— Ну… это звучит не так страшно. Что еще?
— Больше он мне об этом ничего не сказал. Пока. Но я знаю, что потом, чтобы освободиться, мне придется сделать тоже самое — вытащить проклятого, потому что никому другому свою силу и свое проклятие я передать не смогу, даже своему потомству.
— Так Луи не умирает не потому, что не может иметь детей, как говорил?
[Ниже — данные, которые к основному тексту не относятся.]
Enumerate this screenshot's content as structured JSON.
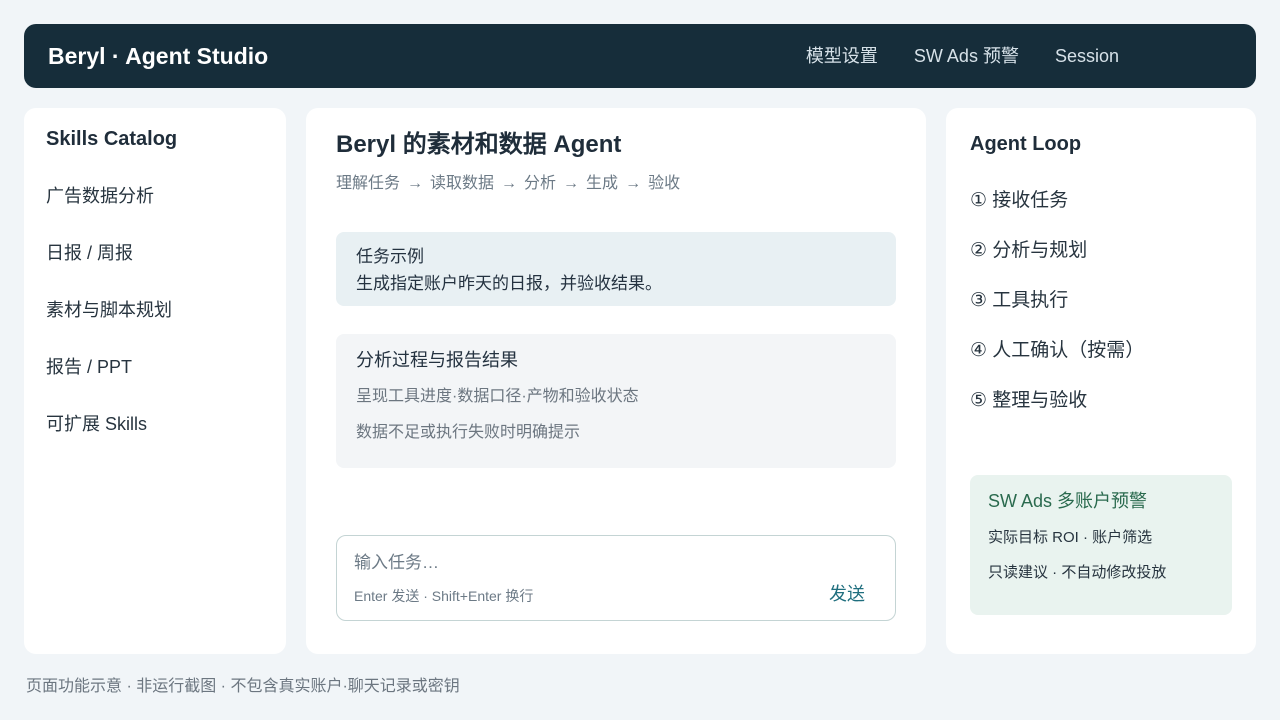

— Нет, не поэтому. Если проклятые, обычные, не размножаются, неважно по каким причинам, туман их просто убивает, и все. Луи давно бы уже был мертв. Бездетность не спасает, наоборот, губит быстрее всего остального. Хорошая новость в том, что я буду жить столько, сколько захочу. И сам решу, когда умирать. Это же так круто, разве нет?
— Что же тогда Луи не живется, и он хочет поскорее спихнуть это на тебя и свалить обратно в этот туман? Нет, Рик, что-то тут не так. Чего-то Луи не договаривает, много чего, и очень важного, основного. Будь осторожен с ним, сынок. Не доверяй. Вытяни из него как можно больше информации.
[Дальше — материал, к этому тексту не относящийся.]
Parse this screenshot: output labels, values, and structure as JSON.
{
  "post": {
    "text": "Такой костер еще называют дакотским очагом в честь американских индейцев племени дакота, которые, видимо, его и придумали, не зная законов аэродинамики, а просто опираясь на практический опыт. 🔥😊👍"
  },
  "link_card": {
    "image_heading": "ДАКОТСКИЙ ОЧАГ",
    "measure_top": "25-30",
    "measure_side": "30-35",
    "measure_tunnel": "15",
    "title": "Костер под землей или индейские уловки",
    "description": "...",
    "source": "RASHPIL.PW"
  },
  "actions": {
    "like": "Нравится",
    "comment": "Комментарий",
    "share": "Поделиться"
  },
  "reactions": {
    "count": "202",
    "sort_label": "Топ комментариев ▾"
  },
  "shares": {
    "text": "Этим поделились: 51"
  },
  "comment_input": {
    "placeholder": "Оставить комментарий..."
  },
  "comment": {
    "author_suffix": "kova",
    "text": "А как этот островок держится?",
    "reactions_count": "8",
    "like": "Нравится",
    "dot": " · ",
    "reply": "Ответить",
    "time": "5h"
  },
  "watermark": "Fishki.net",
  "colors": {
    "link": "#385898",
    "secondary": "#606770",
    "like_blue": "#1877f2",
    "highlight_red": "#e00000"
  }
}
— Я этим и занимаюсь, мам!
— А что он еще говорил о тебе? Ну… вернее, о том проклятом? Кто он?
— Его звали Болли Бранд. Он жил в этом мире очень давно. Соответственно, и в тумане он был очень долго. Луи выбрал его, потому что боялся, что более «молодой» окажется недостаточно подходящим, чтобы принять в себе такую силу — силу всех проклятых-возвращенцев, которые они передавали один другому, ведь она накапливается и ее становится с каждым разом все больше. Плюс та сила, что выносит в себе сам проклятый, возвращаясь в этот мир. Чем дольше он был в тумане, тем больше в нем силы…
— А чего еще? Кроме силы? Что с собой выносит он еще оттуда?
— Не знаю. Но из всех вернувшихся проклятых, я был в тумане больше всех. Значит, я круче предыдущих! Круче самого Луи! А когда он мне передаст еще и накопленную в нем силу, я стану еще круче! Здорово, да?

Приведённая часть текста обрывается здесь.